We sit without talking, the crunch of apples and the wind the only sounds. Then we hear the honking of geese in the distance. It crescendos as they near and fly over us in their triangular rank. They fade from sight and hearing, into the distance.
Vi sighs wistfully. “I wonder where they’re going.”
“South. Don’t know where exactly.”
“Where we’re from,” Vi says.
“That’s right.”
“How do they know where to go?”
“That’s another question for Delaney.” I hope I get to ask her someday soon.
Vi sighs again, but less wistful and more sad.
“You okay?” I ask.
“I had a big fight with my parents this morning and didn’t think about it until now. When you said to ask Delaney that question, it reminded me of how I asked my parents things before I knew how to look online.”

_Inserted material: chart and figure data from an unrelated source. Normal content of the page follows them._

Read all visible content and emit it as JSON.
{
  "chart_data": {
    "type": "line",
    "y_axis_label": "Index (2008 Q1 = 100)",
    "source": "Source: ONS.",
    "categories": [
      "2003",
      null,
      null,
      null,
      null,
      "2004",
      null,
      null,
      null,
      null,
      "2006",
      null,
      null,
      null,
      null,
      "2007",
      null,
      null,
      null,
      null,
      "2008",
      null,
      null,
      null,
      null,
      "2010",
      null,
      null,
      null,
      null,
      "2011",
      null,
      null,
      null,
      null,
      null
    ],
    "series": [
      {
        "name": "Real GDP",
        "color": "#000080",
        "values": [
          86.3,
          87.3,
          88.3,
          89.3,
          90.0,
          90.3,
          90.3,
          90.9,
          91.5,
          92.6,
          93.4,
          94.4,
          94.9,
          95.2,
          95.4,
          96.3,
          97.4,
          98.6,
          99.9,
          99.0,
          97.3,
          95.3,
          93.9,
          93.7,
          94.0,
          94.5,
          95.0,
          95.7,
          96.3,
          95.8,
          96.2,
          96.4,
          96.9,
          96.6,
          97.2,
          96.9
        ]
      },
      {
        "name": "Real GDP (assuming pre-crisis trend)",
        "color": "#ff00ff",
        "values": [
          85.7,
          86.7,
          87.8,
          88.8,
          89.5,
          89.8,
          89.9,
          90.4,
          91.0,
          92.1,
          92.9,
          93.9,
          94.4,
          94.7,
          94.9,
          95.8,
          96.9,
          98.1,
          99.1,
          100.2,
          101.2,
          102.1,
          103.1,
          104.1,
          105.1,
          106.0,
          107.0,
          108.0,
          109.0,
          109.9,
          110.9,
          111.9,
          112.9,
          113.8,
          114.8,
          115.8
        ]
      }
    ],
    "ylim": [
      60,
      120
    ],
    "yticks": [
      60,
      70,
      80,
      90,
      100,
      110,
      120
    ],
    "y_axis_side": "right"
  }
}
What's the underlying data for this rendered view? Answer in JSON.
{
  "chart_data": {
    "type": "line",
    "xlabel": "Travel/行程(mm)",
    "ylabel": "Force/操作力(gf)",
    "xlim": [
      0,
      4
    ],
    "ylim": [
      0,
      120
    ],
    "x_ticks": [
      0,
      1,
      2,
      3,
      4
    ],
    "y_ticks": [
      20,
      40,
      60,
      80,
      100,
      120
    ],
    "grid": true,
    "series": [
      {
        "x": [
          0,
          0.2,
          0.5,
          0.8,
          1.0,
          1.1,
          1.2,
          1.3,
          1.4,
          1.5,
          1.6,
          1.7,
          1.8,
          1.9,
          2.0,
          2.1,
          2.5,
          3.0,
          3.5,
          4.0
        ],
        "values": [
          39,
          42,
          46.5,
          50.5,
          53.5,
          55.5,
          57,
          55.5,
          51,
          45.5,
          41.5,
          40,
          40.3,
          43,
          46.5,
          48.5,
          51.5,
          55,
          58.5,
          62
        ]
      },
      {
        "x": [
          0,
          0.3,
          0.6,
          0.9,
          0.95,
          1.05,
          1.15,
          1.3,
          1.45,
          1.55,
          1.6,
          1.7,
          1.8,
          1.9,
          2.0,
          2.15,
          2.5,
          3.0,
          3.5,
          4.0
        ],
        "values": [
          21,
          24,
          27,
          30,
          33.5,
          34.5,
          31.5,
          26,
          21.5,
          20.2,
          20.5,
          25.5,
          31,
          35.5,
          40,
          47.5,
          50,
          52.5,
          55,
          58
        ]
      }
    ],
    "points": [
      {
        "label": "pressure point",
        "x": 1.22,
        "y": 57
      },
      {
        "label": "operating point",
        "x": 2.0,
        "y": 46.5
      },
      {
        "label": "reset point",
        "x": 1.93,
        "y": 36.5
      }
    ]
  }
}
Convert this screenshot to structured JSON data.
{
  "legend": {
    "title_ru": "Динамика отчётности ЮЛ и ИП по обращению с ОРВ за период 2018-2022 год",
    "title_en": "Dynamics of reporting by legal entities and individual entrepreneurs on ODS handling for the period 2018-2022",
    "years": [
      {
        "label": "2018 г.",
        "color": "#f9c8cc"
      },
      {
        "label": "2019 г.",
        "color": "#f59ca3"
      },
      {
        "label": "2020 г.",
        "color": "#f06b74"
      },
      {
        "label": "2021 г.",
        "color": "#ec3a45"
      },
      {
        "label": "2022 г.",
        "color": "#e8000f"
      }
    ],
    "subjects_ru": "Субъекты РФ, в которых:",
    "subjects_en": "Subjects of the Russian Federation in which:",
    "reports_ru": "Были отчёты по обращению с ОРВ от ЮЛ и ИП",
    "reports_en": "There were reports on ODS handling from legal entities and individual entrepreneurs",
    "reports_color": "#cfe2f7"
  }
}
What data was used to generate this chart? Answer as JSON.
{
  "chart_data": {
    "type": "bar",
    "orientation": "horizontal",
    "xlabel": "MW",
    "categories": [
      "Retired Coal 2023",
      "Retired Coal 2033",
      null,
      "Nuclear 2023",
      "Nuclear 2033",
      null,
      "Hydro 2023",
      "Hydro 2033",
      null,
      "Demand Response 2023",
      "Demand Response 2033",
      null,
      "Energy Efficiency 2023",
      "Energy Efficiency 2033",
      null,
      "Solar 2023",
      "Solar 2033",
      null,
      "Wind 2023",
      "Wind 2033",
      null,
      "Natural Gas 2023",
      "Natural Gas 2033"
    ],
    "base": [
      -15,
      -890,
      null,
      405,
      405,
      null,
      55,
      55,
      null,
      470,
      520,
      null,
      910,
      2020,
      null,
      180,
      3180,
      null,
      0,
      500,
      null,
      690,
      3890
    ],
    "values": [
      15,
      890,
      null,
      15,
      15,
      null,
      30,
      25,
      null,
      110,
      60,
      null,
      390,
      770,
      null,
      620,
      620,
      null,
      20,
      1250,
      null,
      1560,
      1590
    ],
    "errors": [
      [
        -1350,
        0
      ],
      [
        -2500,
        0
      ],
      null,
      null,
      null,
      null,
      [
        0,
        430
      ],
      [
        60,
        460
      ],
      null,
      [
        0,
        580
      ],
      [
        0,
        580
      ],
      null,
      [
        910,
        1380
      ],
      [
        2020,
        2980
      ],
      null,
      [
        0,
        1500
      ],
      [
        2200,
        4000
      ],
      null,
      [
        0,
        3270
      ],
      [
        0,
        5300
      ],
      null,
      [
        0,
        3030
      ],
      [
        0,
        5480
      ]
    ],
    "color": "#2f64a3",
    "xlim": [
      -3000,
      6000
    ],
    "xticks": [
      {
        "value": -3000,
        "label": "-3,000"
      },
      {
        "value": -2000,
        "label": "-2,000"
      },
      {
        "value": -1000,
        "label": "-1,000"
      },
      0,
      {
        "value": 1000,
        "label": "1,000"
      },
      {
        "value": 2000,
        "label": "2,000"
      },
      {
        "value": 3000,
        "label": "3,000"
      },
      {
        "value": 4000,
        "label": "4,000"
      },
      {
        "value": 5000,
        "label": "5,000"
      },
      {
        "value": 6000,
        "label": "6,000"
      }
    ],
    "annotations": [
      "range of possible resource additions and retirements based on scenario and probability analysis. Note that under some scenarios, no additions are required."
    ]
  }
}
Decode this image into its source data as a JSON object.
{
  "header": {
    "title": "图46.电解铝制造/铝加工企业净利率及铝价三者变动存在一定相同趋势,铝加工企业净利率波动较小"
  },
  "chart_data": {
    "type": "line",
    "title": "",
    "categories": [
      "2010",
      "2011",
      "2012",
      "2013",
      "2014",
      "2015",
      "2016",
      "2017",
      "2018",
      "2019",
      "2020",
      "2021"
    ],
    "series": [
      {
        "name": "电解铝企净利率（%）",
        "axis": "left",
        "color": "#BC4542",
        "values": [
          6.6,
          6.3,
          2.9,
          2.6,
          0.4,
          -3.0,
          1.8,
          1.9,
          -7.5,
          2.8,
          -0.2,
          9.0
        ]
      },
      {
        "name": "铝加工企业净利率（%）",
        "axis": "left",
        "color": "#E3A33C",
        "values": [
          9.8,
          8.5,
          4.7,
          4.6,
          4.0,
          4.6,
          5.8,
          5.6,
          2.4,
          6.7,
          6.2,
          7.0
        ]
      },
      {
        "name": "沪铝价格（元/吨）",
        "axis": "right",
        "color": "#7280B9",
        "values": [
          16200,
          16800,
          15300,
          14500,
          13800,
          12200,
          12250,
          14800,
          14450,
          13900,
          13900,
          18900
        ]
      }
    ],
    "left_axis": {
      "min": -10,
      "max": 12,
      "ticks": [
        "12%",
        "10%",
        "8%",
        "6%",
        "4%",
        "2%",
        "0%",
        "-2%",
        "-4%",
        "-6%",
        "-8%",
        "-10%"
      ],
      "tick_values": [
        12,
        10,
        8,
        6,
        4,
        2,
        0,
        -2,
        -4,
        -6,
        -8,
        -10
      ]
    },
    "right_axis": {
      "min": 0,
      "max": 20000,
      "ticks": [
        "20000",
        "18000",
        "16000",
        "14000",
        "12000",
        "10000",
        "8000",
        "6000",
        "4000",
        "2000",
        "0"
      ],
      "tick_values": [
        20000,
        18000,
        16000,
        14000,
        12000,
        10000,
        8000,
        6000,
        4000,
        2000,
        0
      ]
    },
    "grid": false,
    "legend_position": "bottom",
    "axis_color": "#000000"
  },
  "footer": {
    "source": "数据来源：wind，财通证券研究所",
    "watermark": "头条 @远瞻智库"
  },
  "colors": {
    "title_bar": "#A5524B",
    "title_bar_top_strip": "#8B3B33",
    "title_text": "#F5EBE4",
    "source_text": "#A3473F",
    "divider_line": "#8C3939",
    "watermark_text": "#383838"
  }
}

“What was the fight over?” I ask.
She picks up a fallen twig and starts breaking off little pieces and flicking them away. “They don’t like that I want to develop video games. My father wants me to study business so I can help with his company.”
“That sucks.”
“I told him, ‘I won’t be helpful to you if I don’t love what I’m doing.’ ” Vi gets to the end of her twig.
“You deserve to do what you love in life.” I pick up another twig and hand it to her.
She gives me a melancholy smile and accepts my offering. “I love my parents, but I think they don’t always know who I am very well.”
“There anything I can do?”
She snaps off a piece of the twig, reaches over, and gently sets it upright in my hair. “Let me grow apple trees on your head so every time we hang out I can have free apples.”
My entire body hums at her closeness and touch. The crackle I felt last night at the game is still present. I sit stone-still. “Anything you want.” I’ve never meant something more.